Rhea Wiell esbozó una leve sonrisa.

– Por supuesto que me gustaría. Si vio usted el programa completo, se habrá dado cuenta de que en algunos círculos no se comprende mi trabajo. Sería muy útil un libro que valorara de manera favorecedora la recuperación de los traumas bloqueados. Y la historia de Paul Radbuka es suficientemente inusual y suficientemente importante como para hacer que la gente considere el tema con la seriedad que se merece.

Don se inclinó hacia delante y apoyó la barbilla sobre los dedos de sus manos entrelazados.

– Yo soy un neófito en el tema. La primera vez que oí hablar del asunto fue anteanoche. He estado estudiando como un loco, me he leído un manual sobre sugestión hipnótica y unos cuantos artículos sobre usted, pero no cabe la menor duda de que sigo sin tener ni idea.

Ella asintió con la cabeza.

– La hipnosis no es más que una parte de un enfoque terapéutico global y despierta una gran controversia porque es algo que la gente no entiende demasiado bien. El terreno que abarca la memoria, lo que recordamos, cómo lo recordamos y por qué lo recordamos, que tal vez sea lo más interesante, es algo que todavía continúa siendo un enigma. La investigación me parece apasionante pero no soy una científica y no tengo ninguna intención de dedicar mi tiempo a un trabajo experimental más profundo.

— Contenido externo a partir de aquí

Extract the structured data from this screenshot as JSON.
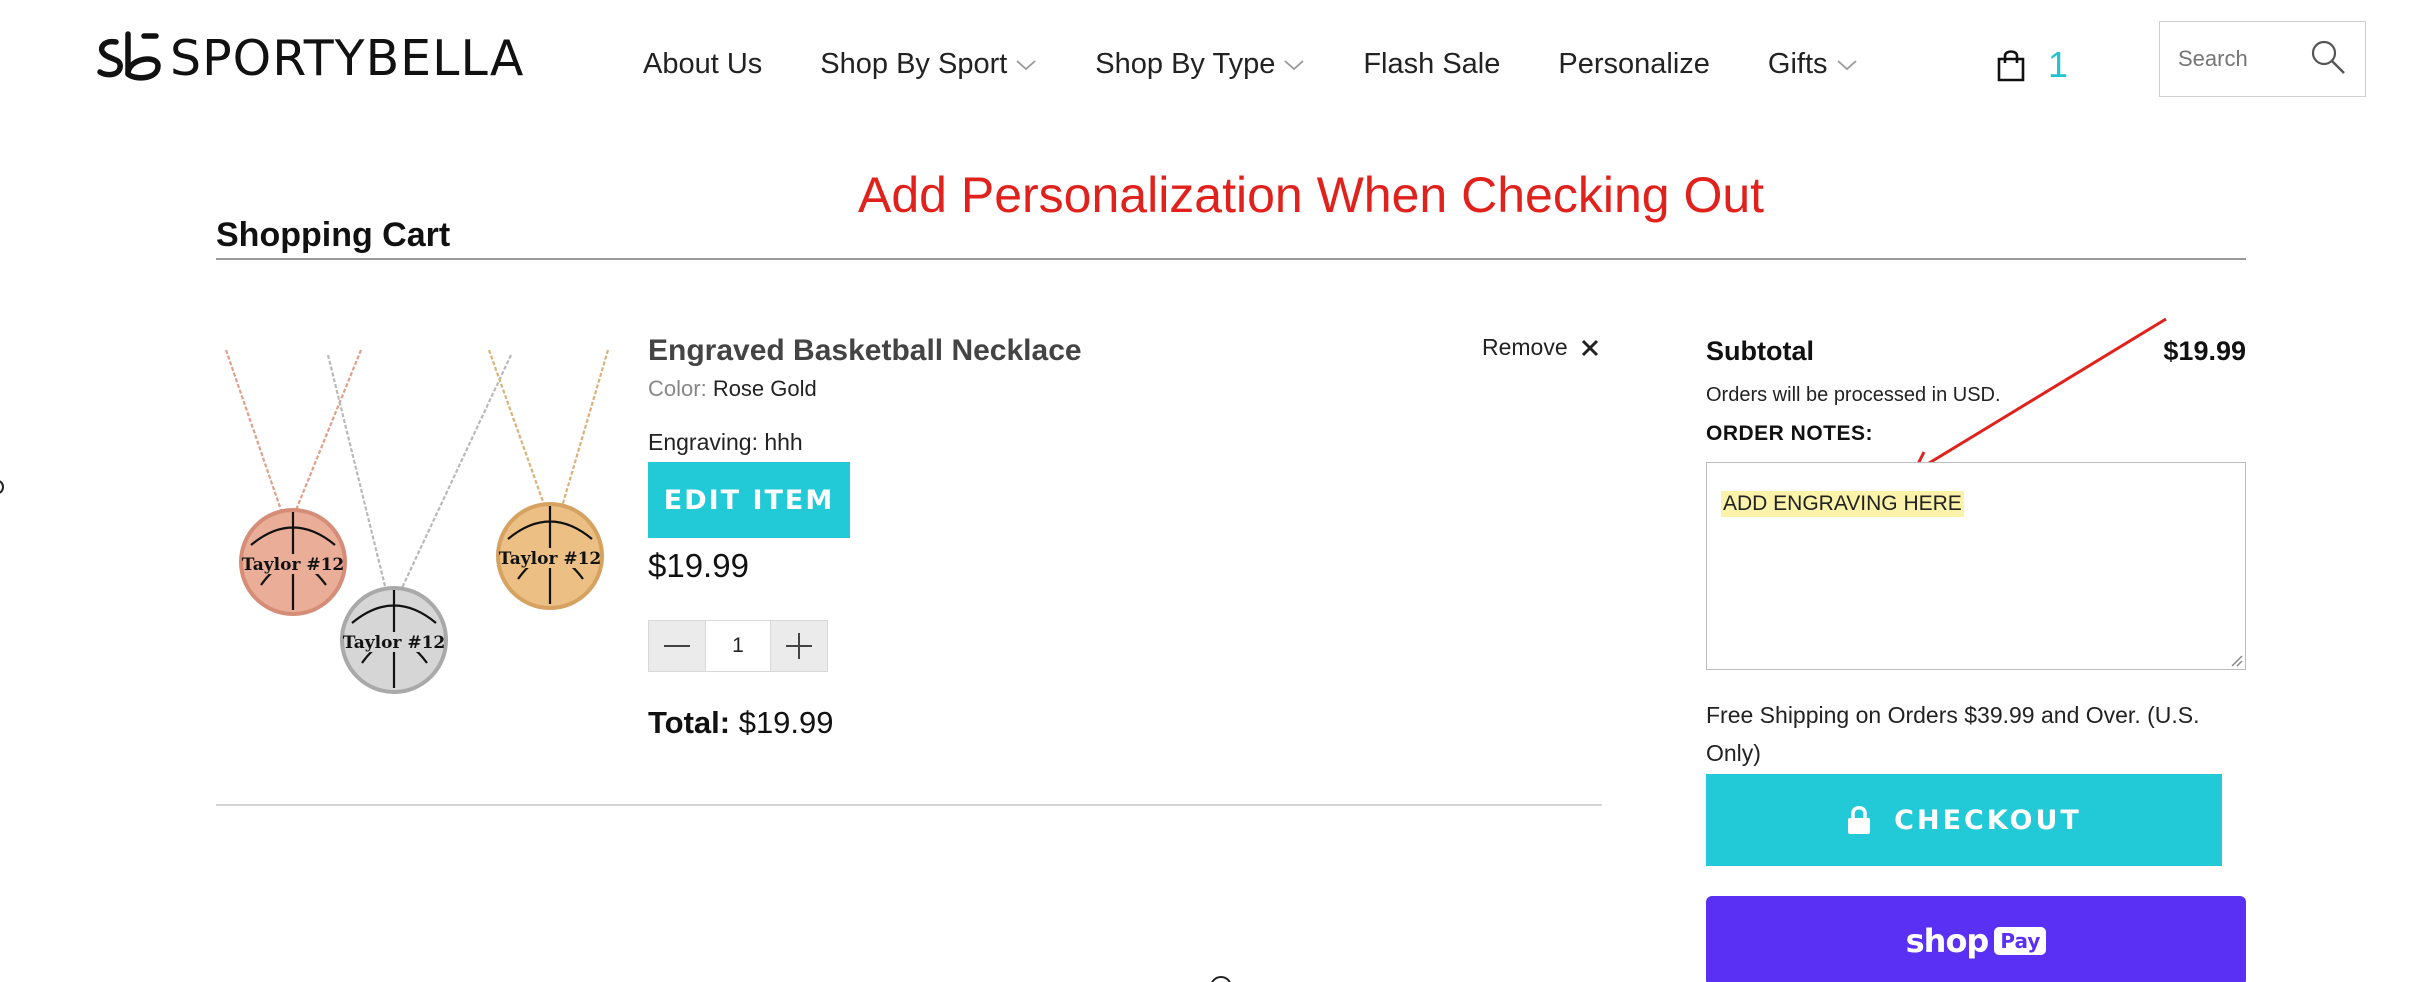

– ¿Su libro se centraría exclusivamente en Paul Radbuka? -pregunté.

– Desde, que Don (espero que no te importe que te llame por tu nombre de pila) me llamó ayer, he estado dándole vueltas al tema y creo que también debería referirme a otros casos para demostrar que mi trabajo con Paul no ha sido, ¿cómo decirlo?, ese tipo de tratamiento pirata que les gusta denunciar a los psicólogos de la Fundación Memoria Inducida.

– ¿Cuál te parece que debía ser el tema central del libro? -preguntó Don tanteándose el bolsillo de la chaqueta con gesto pensativo, para acabar sacando un bolígrafo en lugar del cigarrillo a medio fumar.